← ds learning track
notes · 01

Regression Analysis

Regression is where descriptive statistics becomes modelling. Linear regression explains continuous outcomes with least squares. Logistic regression explains binary outcomes with probabilities, log-odds, and classification thresholds.

Start with linear regression and residuals, then move to logistic regression and scorecard logic. The goal is to connect coefficients, diagnostics, discrimination, and calibration into one picture.

Linear vs logistic — why both matter

Linear regression (OLS)

Linear regression predicts a continuous outcome. It fits a line by minimising squared residuals, so coefficients are directly interpretable in the original scale.

If β₁ = 1.5, one-unit increase in X changes Y by 1.5 units on average, holding the rest fixed.

Y = β₀ + β₁X + ε
Used in: LGD modelling, EAD / CCF estimation, recovery severity, macro overlays, and continuous forecast problems.

Logistic regression (MLE)

Logistic regression predicts a binary outcome. Instead of a straight-line prediction for Y itself, it models the log-odds and maps the result through a sigmoid into a probability.

That is why it is the standard tool for PD scorecards and default models: predictions stay naturally in the [0, 1] interval.

P(Y=1) = 1 / (1 + e−(β₀ + β₁X))
Used in: PD scorecards, application scoring, behavioural scoring, early warning, and A-IRB default modelling.

A useful order for learning regression

01

Start with the fitted relationship

Learn what the coefficient actually means before worrying about p-values or diagnostics.

02

Then study residuals

Residuals are the fingerprint of what the model failed to learn. Most serious modelling issues show up there first.

03

Then separate fit from inference

R², RMSE, coefficient significance, discrimination, and calibration are not the same dimension. A model can look good on one and weak on another.

04

Then connect it to validation

In risk work, the question is not only “does it fit?” but also “is it stable, interpretable, monotonic, and decision-useful?”
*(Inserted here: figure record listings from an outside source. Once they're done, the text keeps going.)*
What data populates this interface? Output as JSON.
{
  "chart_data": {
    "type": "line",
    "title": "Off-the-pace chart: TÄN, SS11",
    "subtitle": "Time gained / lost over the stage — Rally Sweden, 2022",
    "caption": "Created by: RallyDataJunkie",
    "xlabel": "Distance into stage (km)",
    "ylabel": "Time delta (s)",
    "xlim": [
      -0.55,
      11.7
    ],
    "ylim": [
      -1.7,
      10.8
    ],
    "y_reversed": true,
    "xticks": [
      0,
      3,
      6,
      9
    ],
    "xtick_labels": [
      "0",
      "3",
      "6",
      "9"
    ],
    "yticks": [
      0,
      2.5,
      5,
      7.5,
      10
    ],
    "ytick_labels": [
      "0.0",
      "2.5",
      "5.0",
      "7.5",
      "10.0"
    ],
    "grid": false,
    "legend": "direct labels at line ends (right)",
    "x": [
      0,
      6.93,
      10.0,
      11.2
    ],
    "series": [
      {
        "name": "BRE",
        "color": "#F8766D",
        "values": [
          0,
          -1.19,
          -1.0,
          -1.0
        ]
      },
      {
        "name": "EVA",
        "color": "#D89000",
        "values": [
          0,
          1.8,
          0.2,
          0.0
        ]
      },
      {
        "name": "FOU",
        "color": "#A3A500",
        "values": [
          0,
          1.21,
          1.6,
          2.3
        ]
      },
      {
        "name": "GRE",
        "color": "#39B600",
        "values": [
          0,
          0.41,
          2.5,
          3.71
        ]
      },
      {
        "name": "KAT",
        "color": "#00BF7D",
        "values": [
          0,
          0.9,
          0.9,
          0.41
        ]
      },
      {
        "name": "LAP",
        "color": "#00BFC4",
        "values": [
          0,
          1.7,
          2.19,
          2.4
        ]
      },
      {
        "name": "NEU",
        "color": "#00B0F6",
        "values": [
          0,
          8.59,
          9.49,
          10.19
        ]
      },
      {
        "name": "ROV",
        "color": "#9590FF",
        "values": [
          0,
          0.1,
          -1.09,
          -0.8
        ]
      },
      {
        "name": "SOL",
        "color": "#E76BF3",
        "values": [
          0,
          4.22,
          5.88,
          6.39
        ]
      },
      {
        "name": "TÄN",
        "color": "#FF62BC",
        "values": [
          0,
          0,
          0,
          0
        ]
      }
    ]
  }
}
OLS in action — fit, residuals, and assumptions

Choose a data pattern and change noise level. The fitted line updates, the residual plot changes, and the assumption cards tell you where OLS looks comfortable and where it starts to break.

Logistic regression — probabilities, odds, and thresholds

Move the coefficients and threshold, then watch how the sigmoid, log-odds line, and confusion matrix respond. This is the cleanest way to feel why scorecards are built on logistic models.

The five OLS assumptions and what failure looks like

Assumption What it means How to check What happens if it fails Typical remedy
Linearity E(Y|X) is linear in X Residual vs fitted plot Biased coefficients, systematic misspecification Transform X, add polynomial / spline terms, change model class
Independence Residuals are not serially correlated Durbin-Watson, time structure review Standard errors become misleading Time-series correction, clustered / robust SE
Normality Residuals are roughly Normal QQ plot, residual skewness, Shapiro-Wilk Inference weakens, especially in small samples Transform Y, bootstrap, robust inference
Homoscedasticity Residual variance is constant Residual fan shape, Breusch-Pagan SE and p-values become unreliable Robust SE, weighted least squares, transform target
No multicollinearity Predictors are not too strongly correlated VIF, correlation matrix Unstable coefficients, inflated uncertainty Drop variables, combine variables, ridge / PCA

What matters in practice

OLS intuition

Why squared errors?

OLS punishes large misses more than small ones. That makes the math elegant and the estimator efficient under the right assumptions, but also sensitive to outliers.

logistic logic

Probability is not linear

Logistic regression works because it is linear in log-odds, not in raw probability. That is the key conceptual shift from linear regression.

discrimination vs calibration

Two different jobs

A logistic model can rank defaults well and still produce wrong PD levels. Good discrimination does not guarantee calibration.

overfitting

Better fit is not always better model

Adding predictors always helps in-sample. Validation is where you discover whether the improvement is real or just memorised noise.

residual analysis

Residuals are evidence

Residuals show whether the model systematically misses a region, a segment, or a structure. They are not decorative plots.

scorecard translation

Why logistic dominates scorecards

Logistic + WoE gives monotonicity, interpretability, and a direct route from coefficients to score points and odds scaling.

What to leave this page with

Linear regression explains continuous outcomes through least squares. Logistic regression explains binary outcomes through log-odds and probability.

The useful order is: first understand the fitted relationship, then inspect residuals, then separate fit from inference, then connect the model to discrimination, calibration, and stability.

Once those pieces connect, regression stops being just coefficient reading and becomes a full model validation framework.